Reconciliation is not just about recognising Indigenous Australians, Noel Pearson told a spellbound audience at The Property Congress. It’s a chance to “look in the mirror” and to redefine our nation.
In 21 months’ time, Australia will commemorate “that fateful boat” and the “extraordinary mariner” Captain James Cook, who first landed in what he named Stingray Bay, on 29 April 1770.
“How will we deal with the moral challenge that the arrival of this ship confronts in us?” Pearson, the lawyer, academic, land rights activist and founder of the Cape York Partnership, asked.
“Was this a discovery? Was this an invasion? Was this the arrival of the greatest mariner of the Pacific? Or was it the equivalent of Columbus and Cortez? What are we supposed to teach our children?”
Australia needed great national leadership now more than ever, but we were currently “leaderless”, Pearson said, “unable to interpret our own past, deal with it in the present, and forge a future”.
Great societies bring together three political philosophies – conservatism, socialism and liberalism – and visionary leaders sit at the “great radical centre” of all three, he argued.
Instead, Australia was “riven on the polarity”. We were allowing “the 15 per cent on the polls to run the national debate with 140 characters”. The “great middle” – that political sweet spot at the heart of the Venn Diagram – was “lost in the discussion,” Pearson said.
He admitted that it was a “Herculean task” to convince nearly all Australians to put their hands up for Constitutional recognition.
In 2017, a constitutional convention at Uluru brought together more than 250 Aboriginal and Torres Strait Islander leaders. The majority resolved, in the ‘Uluru Statement from the Heart’, to call for the establishment of a ‘First Nations Voice’ in the Australian Constitution and a ‘Makarrata Commission’ to supervise a process of ‘agreement-making’ and ‘truth-telling’ between governments and Aboriginal and Torres Strait Islander peoples.
For more than 200 years our laws presumed this land was ownerless. We “clung to that myth” of Terra Nullius for two centuries before the High Court disposed of it on 3 June 1992 with the Mabo decision. The lack of recognition in the Constitution shows that “we are hanging on to frail untruths. To frail myths,” Pearson said.
We each “owe a duty” as Australians, Pearson said, to read the Uluru Statement of the Heart. “It is the offer of the terms of peace from the people who occupied and owned this country for 65 millennia.”

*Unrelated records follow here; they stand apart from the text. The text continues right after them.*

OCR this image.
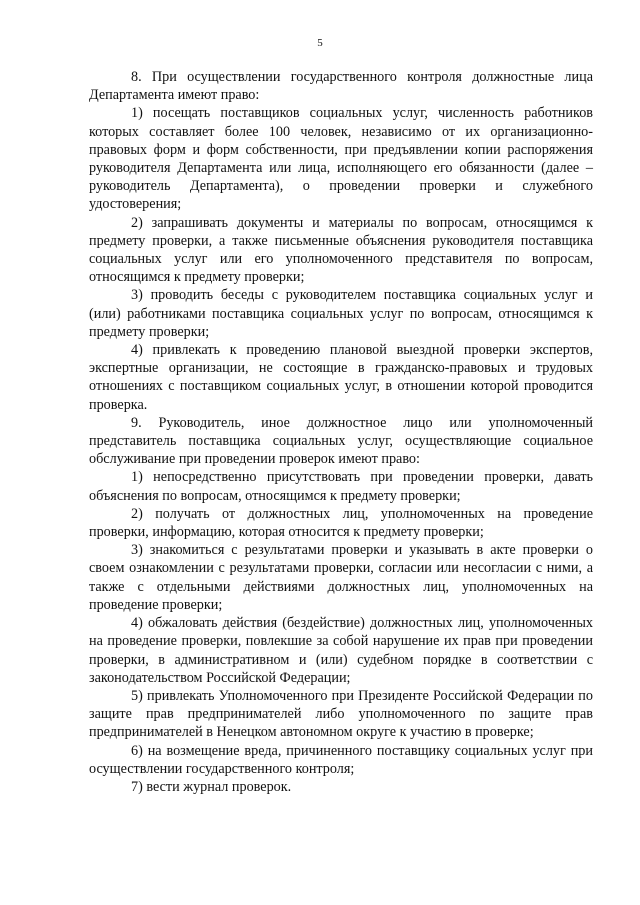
5

8. При осуществлении государственного контроля должностные лица Департамента имеют право:

1) посещать поставщиков социальных услуг, численность работников которых составляет более 100 человек, независимо от их организационно-правовых форм и форм собственности, при предъявлении копии распоряжения руководителя Департамента или лица, исполняющего его обязанности (далее – руководитель Департамента), о проведении проверки и служебного удостоверения;

2) запрашивать документы и материалы по вопросам, относящимся к предмету проверки, а также письменные объяснения руководителя поставщика социальных услуг или его уполномоченного представителя по вопросам, относящимся к предмету проверки;

3) проводить беседы с руководителем поставщика социальных услуг и (или) работниками поставщика социальных услуг по вопросам, относящимся к предмету проверки;

4) привлекать к проведению плановой выездной проверки экспертов, экспертные организации, не состоящие в гражданско-правовых и трудовых отношениях с поставщиком социальных услуг, в отношении которой проводится проверка.

9. Руководитель, иное должностное лицо или уполномоченный представитель поставщика социальных услуг, осуществляющие социальное обслуживание при проведении проверок имеют право:

1) непосредственно присутствовать при проведении проверки, давать объяснения по вопросам, относящимся к предмету проверки;

2) получать от должностных лиц, уполномоченных на проведение проверки, информацию, которая относится к предмету проверки;

3) знакомиться с результатами проверки и указывать в акте проверки о своем ознакомлении с результатами проверки, согласии или несогласии с ними, а также с отдельными действиями должностных лиц, уполномоченных на проведение проверки;

4) обжаловать действия (бездействие) должностных лиц, уполномоченных на проведение проверки, повлекшие за собой нарушение их прав при проведении проверки, в административном и (или) судебном порядке в соответствии с законодательством Российской Федерации;

5) привлекать Уполномоченного при Президенте Российской Федерации по защите прав предпринимателей либо уполномоченного по защите прав предпринимателей в Ненецком автономном округе к участию в проверке;

6) на возмещение вреда, причиненного поставщику социальных услуг при осуществлении государственного контроля;

7) вести журнал проверок.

While remaining an advocate for constitutional recognition, Pearson also outlined his own declaration, or moral statement, which he said could bring our nation together.
“Three stories make Australia: the ancient Indigenous heritage, which is its foundation, the British institutions built upon it, and the adorning gift of multicultural migration. That is who we are.”
The future of our nation rests on a “return to a government that is committed to the brilliant centre – bringing the best of the left and right together, melding the contradictions and forging not just a lazy centre but a highly ambitious centre,” he said.
What should we, as Australian citizens, do as Indigenous people continue to push for recognition?
“This is your country. This is the country you define,” he said, urging the audience to engage in the debate. There was only “one thing worse” than Australian people saying no to a “very modest proposal” for Constitutional recognition. And that was never having the question put to them in the first place.
“Recognition isn’t just about recognising the blackfellas. Look in the mirror and recognise yourselves. That’s how profound this debate is.”